C’est la Pologne qui a ouvert les feux grâce à l’initiative de l’Institut français de Cracovie en 1998. Depuis, ont vu le jour des «Choix» serbe, roumain, libanais, tunisien, italien. À chaque fois, c’est la sélection d’auteurs établie par l'académie Goncourt qui sert de base aux délibérations des jurés, de Beyrouth à Bucarest.

L’idée d’une version suisse a surgi lors d’un dîner il y a six mois entre Pierre Assouline, de l’Académie Goncourt et Robert Kopp, professeur honoraire de littérature française à l’Université de Fribourg et auteur, notamment, en 2012, de Un siècle de Goncourt (Découvertes Gallimard): «Intéresser les étudiants de façon ludique et active à la littérature d’aujourd’hui est le premier but de ce prix. Je le vois comme une formidable machine à faire lire et à former le jugement.»
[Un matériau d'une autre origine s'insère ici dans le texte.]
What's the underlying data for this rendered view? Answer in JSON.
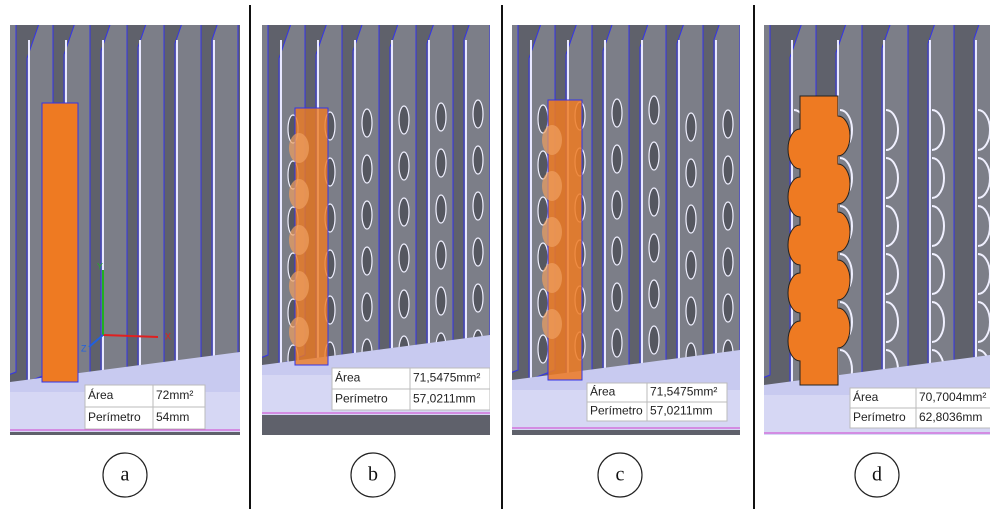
{
  "panels": [
    {
      "label": "a",
      "axes": [
        "X",
        "Y",
        "Z"
      ],
      "measurements": [
        {
          "name": "Área",
          "value": "72mm²"
        },
        {
          "name": "Perímetro",
          "value": "54mm"
        }
      ]
    },
    {
      "label": "b",
      "measurements": [
        {
          "name": "Área",
          "value": "71,5475mm²"
        },
        {
          "name": "Perímetro",
          "value": "57,0211mm"
        }
      ]
    },
    {
      "label": "c",
      "measurements": [
        {
          "name": "Área",
          "value": "71,5475mm²"
        },
        {
          "name": "Perímetro",
          "value": "57,0211mm"
        }
      ]
    },
    {
      "label": "d",
      "measurements": [
        {
          "name": "Área",
          "value": "70,7004mm²"
        },
        {
          "name": "Perímetro",
          "value": "62,8036mm"
        }
      ]
    }
  ]
}
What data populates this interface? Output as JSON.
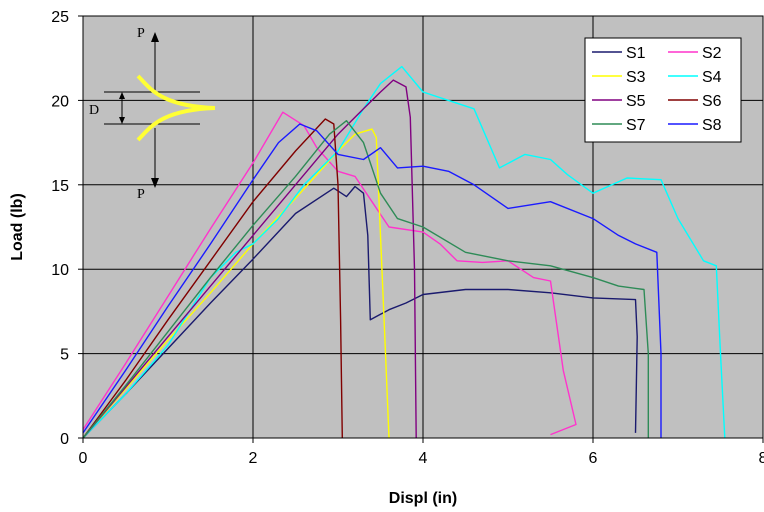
{
  "chart_data": {
    "type": "line",
    "title": "",
    "xlabel": "Displ (in)",
    "ylabel": "Load (lb)",
    "xlim": [
      0,
      8
    ],
    "ylim": [
      0,
      25
    ],
    "xticks": [
      0,
      2,
      4,
      6,
      8
    ],
    "yticks": [
      0,
      5,
      10,
      15,
      20,
      25
    ],
    "grid": true,
    "legend_position": "top-right",
    "plot_background": "#c0c0c0",
    "inset": {
      "top_label": "P",
      "middle_label": "D",
      "bottom_label": "P",
      "color": "#ffff33"
    },
    "series": [
      {
        "name": "S1",
        "color": "#1a1a6e",
        "points": [
          [
            0,
            0
          ],
          [
            0.5,
            2.6
          ],
          [
            1.0,
            5.3
          ],
          [
            1.5,
            8.0
          ],
          [
            2.0,
            10.6
          ],
          [
            2.5,
            13.3
          ],
          [
            2.95,
            14.8
          ],
          [
            3.1,
            14.3
          ],
          [
            3.2,
            14.9
          ],
          [
            3.3,
            14.5
          ],
          [
            3.35,
            12.0
          ],
          [
            3.38,
            7.0
          ],
          [
            3.6,
            7.6
          ],
          [
            3.8,
            8.0
          ],
          [
            4.0,
            8.5
          ],
          [
            4.5,
            8.8
          ],
          [
            5.0,
            8.8
          ],
          [
            5.5,
            8.6
          ],
          [
            6.0,
            8.3
          ],
          [
            6.5,
            8.2
          ],
          [
            6.52,
            6.0
          ],
          [
            6.5,
            0.3
          ]
        ]
      },
      {
        "name": "S2",
        "color": "#ff33cc",
        "points": [
          [
            0,
            0.5
          ],
          [
            0.5,
            4.4
          ],
          [
            1.0,
            8.4
          ],
          [
            1.5,
            12.4
          ],
          [
            2.0,
            16.3
          ],
          [
            2.35,
            19.3
          ],
          [
            2.6,
            18.5
          ],
          [
            2.75,
            17.2
          ],
          [
            3.0,
            15.8
          ],
          [
            3.2,
            15.5
          ],
          [
            3.4,
            14.0
          ],
          [
            3.6,
            12.5
          ],
          [
            4.0,
            12.2
          ],
          [
            4.2,
            11.5
          ],
          [
            4.4,
            10.5
          ],
          [
            4.7,
            10.4
          ],
          [
            5.0,
            10.5
          ],
          [
            5.3,
            9.5
          ],
          [
            5.5,
            9.3
          ],
          [
            5.65,
            4.0
          ],
          [
            5.8,
            0.8
          ],
          [
            5.5,
            0.2
          ]
        ]
      },
      {
        "name": "S3",
        "color": "#ffff00",
        "points": [
          [
            0,
            0
          ],
          [
            0.5,
            2.9
          ],
          [
            1.0,
            5.8
          ],
          [
            1.5,
            8.6
          ],
          [
            2.0,
            11.5
          ],
          [
            2.5,
            14.2
          ],
          [
            3.0,
            17.0
          ],
          [
            3.2,
            18.0
          ],
          [
            3.4,
            18.3
          ],
          [
            3.45,
            17.8
          ],
          [
            3.5,
            12.0
          ],
          [
            3.55,
            6.0
          ],
          [
            3.6,
            0
          ]
        ]
      },
      {
        "name": "S4",
        "color": "#00ffff",
        "points": [
          [
            0,
            0
          ],
          [
            0.5,
            2.6
          ],
          [
            1.0,
            5.5
          ],
          [
            1.5,
            9.5
          ],
          [
            1.8,
            11.0
          ],
          [
            2.0,
            11.5
          ],
          [
            2.3,
            13.0
          ],
          [
            2.6,
            15.0
          ],
          [
            3.0,
            17.0
          ],
          [
            3.3,
            19.5
          ],
          [
            3.5,
            21.0
          ],
          [
            3.75,
            22.0
          ],
          [
            4.0,
            20.5
          ],
          [
            4.3,
            20.0
          ],
          [
            4.6,
            19.5
          ],
          [
            4.9,
            16.0
          ],
          [
            5.2,
            16.8
          ],
          [
            5.5,
            16.5
          ],
          [
            5.7,
            15.6
          ],
          [
            6.0,
            14.5
          ],
          [
            6.4,
            15.4
          ],
          [
            6.8,
            15.3
          ],
          [
            7.0,
            13.0
          ],
          [
            7.3,
            10.5
          ],
          [
            7.45,
            10.2
          ],
          [
            7.5,
            5.0
          ],
          [
            7.55,
            0
          ]
        ]
      },
      {
        "name": "S5",
        "color": "#800080",
        "points": [
          [
            0,
            0
          ],
          [
            0.5,
            3.0
          ],
          [
            1.0,
            6.0
          ],
          [
            1.5,
            9.0
          ],
          [
            2.0,
            12.0
          ],
          [
            2.5,
            15.0
          ],
          [
            3.0,
            18.0
          ],
          [
            3.3,
            19.5
          ],
          [
            3.5,
            20.5
          ],
          [
            3.65,
            21.2
          ],
          [
            3.8,
            20.8
          ],
          [
            3.85,
            19.0
          ],
          [
            3.9,
            10.0
          ],
          [
            3.92,
            0
          ]
        ]
      },
      {
        "name": "S6",
        "color": "#800000",
        "points": [
          [
            0,
            0
          ],
          [
            0.5,
            3.4
          ],
          [
            1.0,
            7.0
          ],
          [
            1.5,
            10.5
          ],
          [
            2.0,
            14.0
          ],
          [
            2.5,
            17.0
          ],
          [
            2.85,
            18.9
          ],
          [
            2.95,
            18.6
          ],
          [
            3.0,
            15.0
          ],
          [
            3.03,
            7.0
          ],
          [
            3.05,
            0
          ]
        ]
      },
      {
        "name": "S7",
        "color": "#2e8b57",
        "points": [
          [
            0,
            0
          ],
          [
            0.5,
            3.1
          ],
          [
            1.0,
            6.3
          ],
          [
            1.5,
            9.5
          ],
          [
            2.0,
            12.6
          ],
          [
            2.5,
            15.5
          ],
          [
            2.9,
            18.0
          ],
          [
            3.1,
            18.8
          ],
          [
            3.3,
            17.5
          ],
          [
            3.5,
            14.5
          ],
          [
            3.7,
            13.0
          ],
          [
            4.0,
            12.5
          ],
          [
            4.5,
            11.0
          ],
          [
            5.0,
            10.5
          ],
          [
            5.5,
            10.2
          ],
          [
            6.0,
            9.5
          ],
          [
            6.3,
            9.0
          ],
          [
            6.6,
            8.8
          ],
          [
            6.65,
            5.0
          ],
          [
            6.65,
            0
          ]
        ]
      },
      {
        "name": "S8",
        "color": "#1a1aff",
        "points": [
          [
            0,
            0.3
          ],
          [
            0.5,
            4.0
          ],
          [
            1.0,
            7.8
          ],
          [
            1.5,
            11.5
          ],
          [
            2.0,
            15.3
          ],
          [
            2.3,
            17.5
          ],
          [
            2.55,
            18.6
          ],
          [
            2.75,
            18.2
          ],
          [
            3.0,
            16.8
          ],
          [
            3.3,
            16.5
          ],
          [
            3.5,
            17.2
          ],
          [
            3.7,
            16.0
          ],
          [
            4.0,
            16.1
          ],
          [
            4.3,
            15.8
          ],
          [
            4.6,
            15.0
          ],
          [
            5.0,
            13.6
          ],
          [
            5.5,
            14.0
          ],
          [
            6.0,
            13.0
          ],
          [
            6.3,
            12.0
          ],
          [
            6.5,
            11.5
          ],
          [
            6.75,
            11.0
          ],
          [
            6.8,
            5.0
          ],
          [
            6.8,
            0
          ]
        ]
      }
    ]
  }
}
Les universités du Tessin, de Fribourg et de Neuchâtel ont  répondu à l’appel et soutiennent financièrement l’achat des livres pour les étudiants, tout comme certaines fondations. Les universités de Genève et de Lausanne n’ont pas souhaité participer. Quel est l’intérêt de prendre comme base les choix de Paris, de reproduire ici, sans discussion critique, le reflet du marché français ? «Je suis persuadé que l’aspect ludique de l’expérience va convaincre les étudiants genevois et lausannois de participer aux prochaines éditions.»
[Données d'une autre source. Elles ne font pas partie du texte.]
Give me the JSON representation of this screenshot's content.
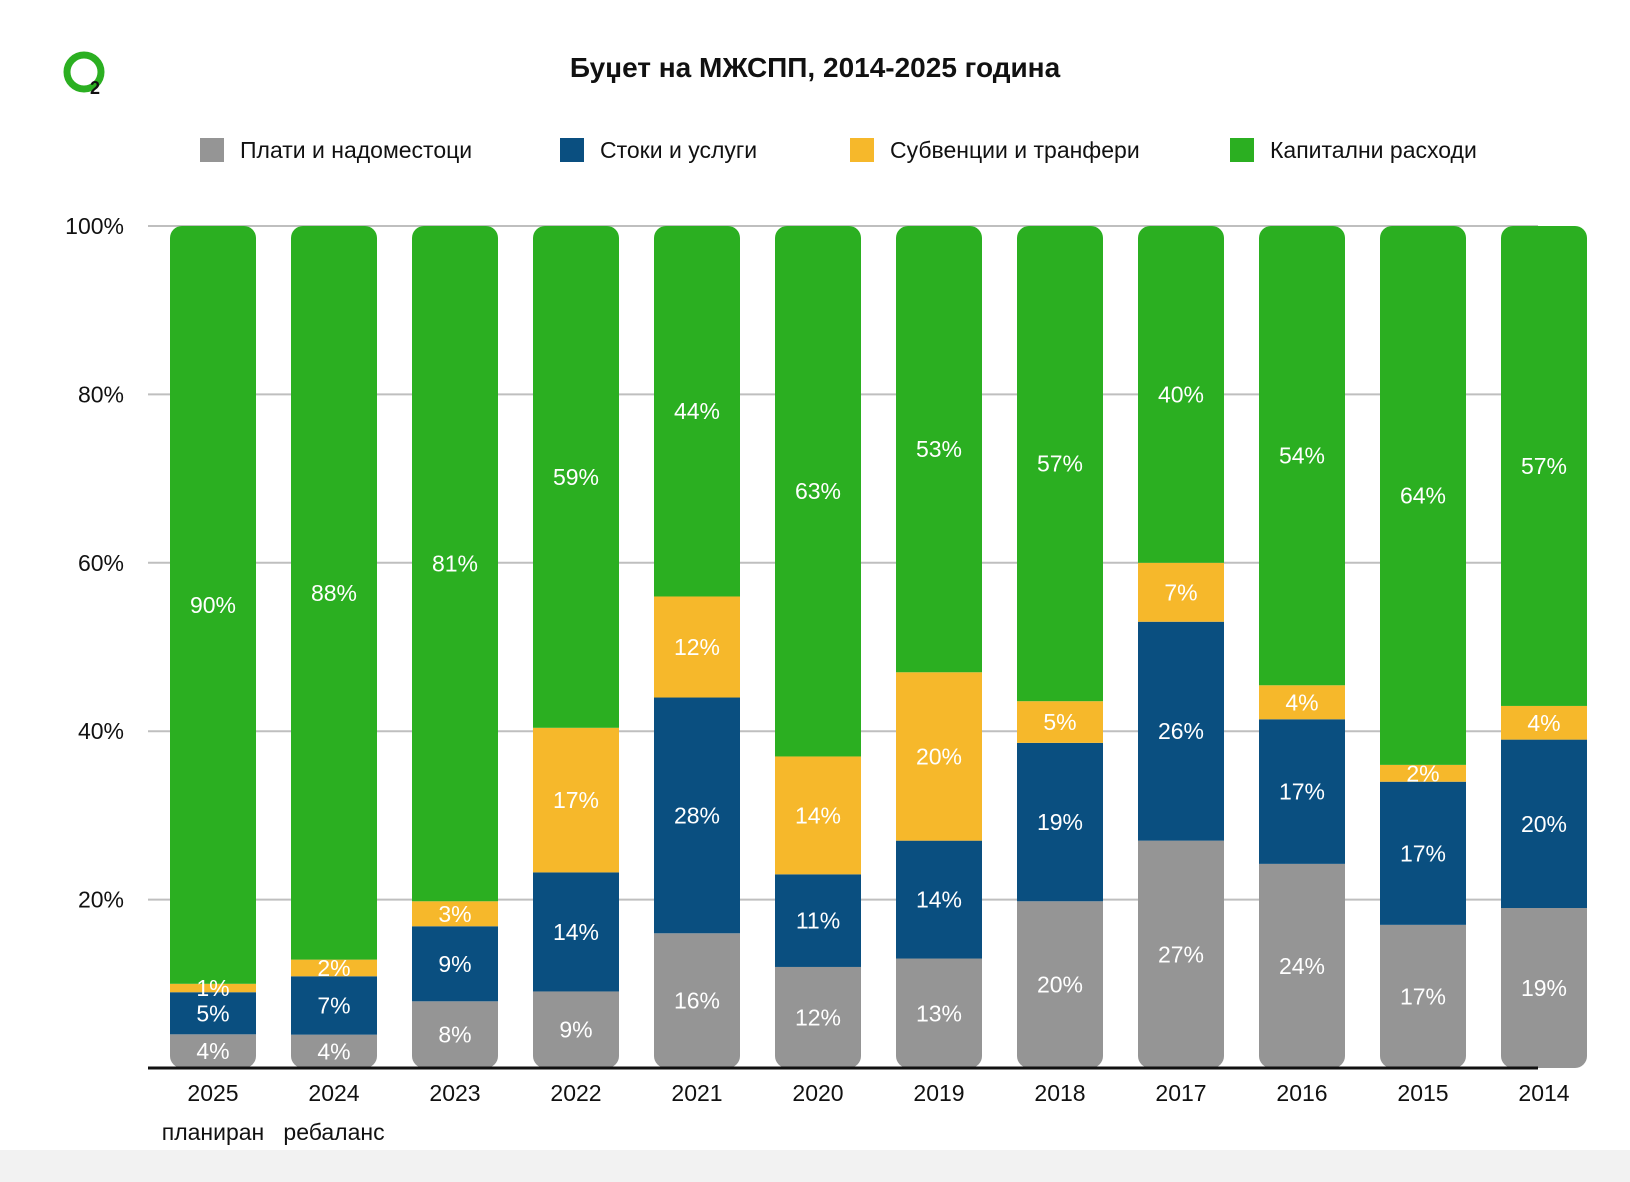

Quand on s’étonne de l’absence quasi-totale d’écrivains suisses dans les sélections du prix Goncourt depuis 1973, année où la distinction est revenue au Vaudois Jacques Chessex, Robert Kopp admet : «Cela est largement dû à une méconnaissance de la littérature qui s’écrit en Suisse. Or, il n’est jamais interdit d’avoir des arrière-pensées ! Ce prix doit permettre aussi de créer des contacts, de faire connaître et reconnaître les auteurs suisses».